Looking for Christ in the Ordinary

DAILY READING

John 1:14

FIELD NOTES

Sometimes the hardest part of a journey is just after you begin – when things become routine, when the novelty wears off, when the celebrations for having begun the journey have ended – but you still have a long, long, long way to go. This is precisely the place we are called to, in a place after the celebration, when we return to the routine. It is here that we are asked to find God.  

In a post from the Upper Room, Sarah Parson’s reflects: 

I don’t normally see Christ in my everyday life. Even when I look carefully, even when I try to conceive of Christ in abstract terms, the days look pretty drab and ordinary…

Christmas says Christ is here, born into the world. Epiphany says it’s up to us to find him, and it may not be easy. We may have to walk a long road, follow strange guidance, and encounter Herod-like dangers. Epiphany celebrates humankind’s accomplishment of a very difficult task.

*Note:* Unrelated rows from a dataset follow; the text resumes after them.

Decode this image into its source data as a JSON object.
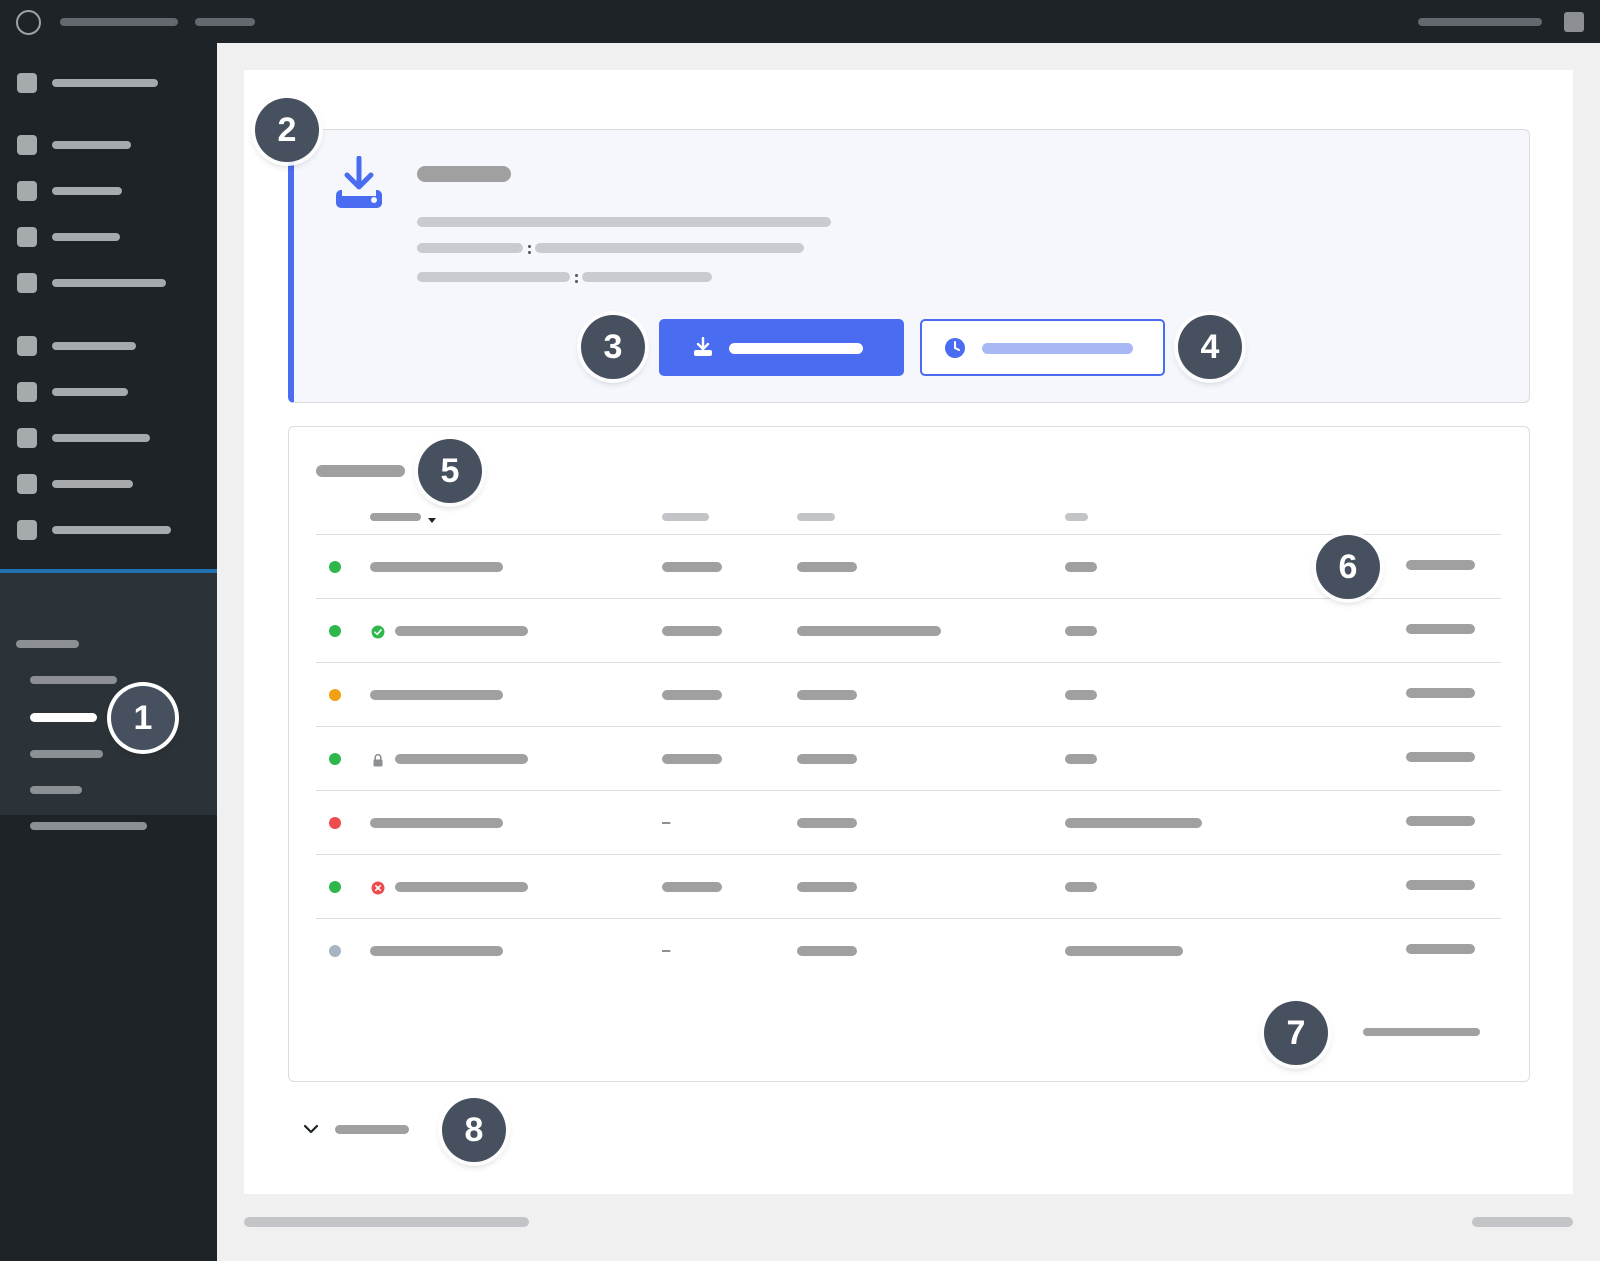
{
  "callouts": [
    "1",
    "2",
    "3",
    "4",
    "5",
    "6",
    "7",
    "8"
  ],
  "colors": {
    "admin_bar": "#1d2327",
    "sidebar": "#1d2327",
    "submenu": "#2c3338",
    "active_menu": "#2271b1",
    "accent": "#4a6cf0",
    "status_green": "#2eb84b",
    "status_orange": "#f0a012",
    "status_red": "#ee4c4c",
    "status_gray": "#a8b4c2"
  },
  "table": {
    "rows": [
      {
        "status": "green",
        "icon": "none",
        "col2": "bar",
        "col3_wide": false,
        "col4_wide": false
      },
      {
        "status": "green",
        "icon": "check-circle-icon",
        "col2": "bar",
        "col3_wide": true,
        "col4_wide": false
      },
      {
        "status": "orange",
        "icon": "none",
        "col2": "bar",
        "col3_wide": false,
        "col4_wide": false
      },
      {
        "status": "green",
        "icon": "lock-icon",
        "col2": "bar",
        "col3_wide": false,
        "col4_wide": false
      },
      {
        "status": "red",
        "icon": "none",
        "col2": "–",
        "col3_wide": false,
        "col4_wide": true
      },
      {
        "status": "green",
        "icon": "error-circle-icon",
        "col2": "bar",
        "col3_wide": false,
        "col4_wide": false
      },
      {
        "status": "gray",
        "icon": "none",
        "col2": "–",
        "col3_wide": false,
        "col4_wide": true
      }
    ]
  },
  "icons": {
    "notice": "download-icon",
    "primary_button": "download-icon",
    "secondary_button": "clock-icon",
    "toggle": "chevron-down-icon"
  }
}
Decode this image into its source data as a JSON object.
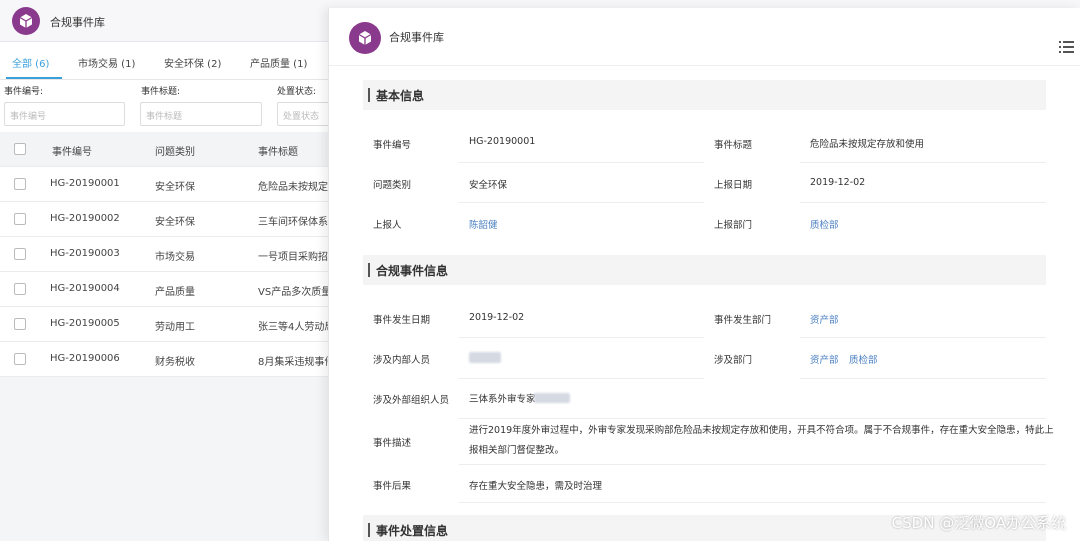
{
  "app": {
    "title": "合规事件库",
    "brand_color": "#8a3a8c",
    "accent_color": "#3aa0dc",
    "link_color": "#4a7fc1"
  },
  "tabs": [
    {
      "label": "全部 (6)",
      "active": true
    },
    {
      "label": "市场交易 (1)",
      "active": false
    },
    {
      "label": "安全环保 (2)",
      "active": false
    },
    {
      "label": "产品质量 (1)",
      "active": false
    }
  ],
  "filters": [
    {
      "label": "事件编号:",
      "placeholder": "事件编号"
    },
    {
      "label": "事件标题:",
      "placeholder": "事件标题"
    },
    {
      "label": "处置状态:",
      "placeholder": "处置状态"
    }
  ],
  "table": {
    "headers": [
      "事件编号",
      "问题类别",
      "事件标题"
    ],
    "rows": [
      [
        "HG-20190001",
        "安全环保",
        "危险品未按规定存"
      ],
      [
        "HG-20190002",
        "安全环保",
        "三车间环保体系"
      ],
      [
        "HG-20190003",
        "市场交易",
        "一号项目采购招"
      ],
      [
        "HG-20190004",
        "产品质量",
        "VS产品多次质量"
      ],
      [
        "HG-20190005",
        "劳动用工",
        "张三等4人劳动局"
      ],
      [
        "HG-20190006",
        "财务税收",
        "8月集采违规事件"
      ]
    ]
  },
  "panel": {
    "title": "合规事件库",
    "menu_icon": "list-icon",
    "sections": {
      "basic": "基本信息",
      "compliance": "合规事件信息",
      "handling": "事件处置信息"
    },
    "basic": {
      "event_no_label": "事件编号",
      "event_no": "HG-20190001",
      "event_title_label": "事件标题",
      "event_title": "危险品未按规定存放和使用",
      "category_label": "问题类别",
      "category": "安全环保",
      "report_date_label": "上报日期",
      "report_date": "2019-12-02",
      "reporter_label": "上报人",
      "reporter": "陈韶健",
      "report_dept_label": "上报部门",
      "report_dept": "质检部"
    },
    "compliance": {
      "occur_date_label": "事件发生日期",
      "occur_date": "2019-12-02",
      "occur_dept_label": "事件发生部门",
      "occur_dept": "资产部",
      "internal_label": "涉及内部人员",
      "dept_label": "涉及部门",
      "dept_1": "资产部",
      "dept_2": "质检部",
      "external_label": "涉及外部组织人员",
      "external": "三体系外审专家",
      "desc_label": "事件描述",
      "desc": "进行2019年度外审过程中，外审专家发现采购部危险品未按规定存放和使用，开具不符合项。属于不合规事件，存在重大安全隐患，特此上报相关部门督促整改。",
      "result_label": "事件后果",
      "result": "存在重大安全隐患，需及时治理"
    }
  },
  "watermark": "CSDN @泛微OA办公系统"
}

Christ’s birth is a miracle indeed, but it’s possibly a still greater miracle that we, the earnest yet ever-benighted human race, manage to recognize him, tiny and humble, lying in a barn in some no-name town.

Epiphany calls me to step up my theological reflection a notch. When I expect Christ to enter my day with lots of fanfare and, at the end of the day, bemoan that “nothing happened,” I wonder if I am getting Christ wrong somehow. Christ originally entered the world in pretty ordinary human style, even more humbly than most humans do.

At the same time, the magic of Christ is that love became incarnate here, that we are promised abundant life, triumph over death. Those concepts seem so abstract, too lofty to apply to one day in one small life.

Yet Christ is precisely that point at which the divine and human intersect, where God meets us in our mundane daily reality. This is one of the most beautiful insights of Christianity: that God comes into our place, with all its ordinariness. Our God is willing to live through our boring days with us.

Epiphany celebrates not only that God chooses to do this, but that one day we woke up and noticed it. May we wake up to this fact again and again, experiencing one glorious Epiphany after another.

For more from Sarah’s reflection, see her post “Epiphany – Looking for Christ in the Ordinary”

QUESTIONS FOR THE FIELD

  • How can you look for Christ in the ordinary? How can you help others to do the same?

FAMILY FIELD TALK

  • What does it mean to look for God in ordinary things? What do you see around you that is amazing or beautiful? 

PRAYER GUIDE

Dear Lord, help me to see you in the ordinary things. Teach me to look for Your gifts and signs of Your love all around me. Help me to notice you in the ordinariness, and when I do, help me to see that this ordinary is beautiful. Amen.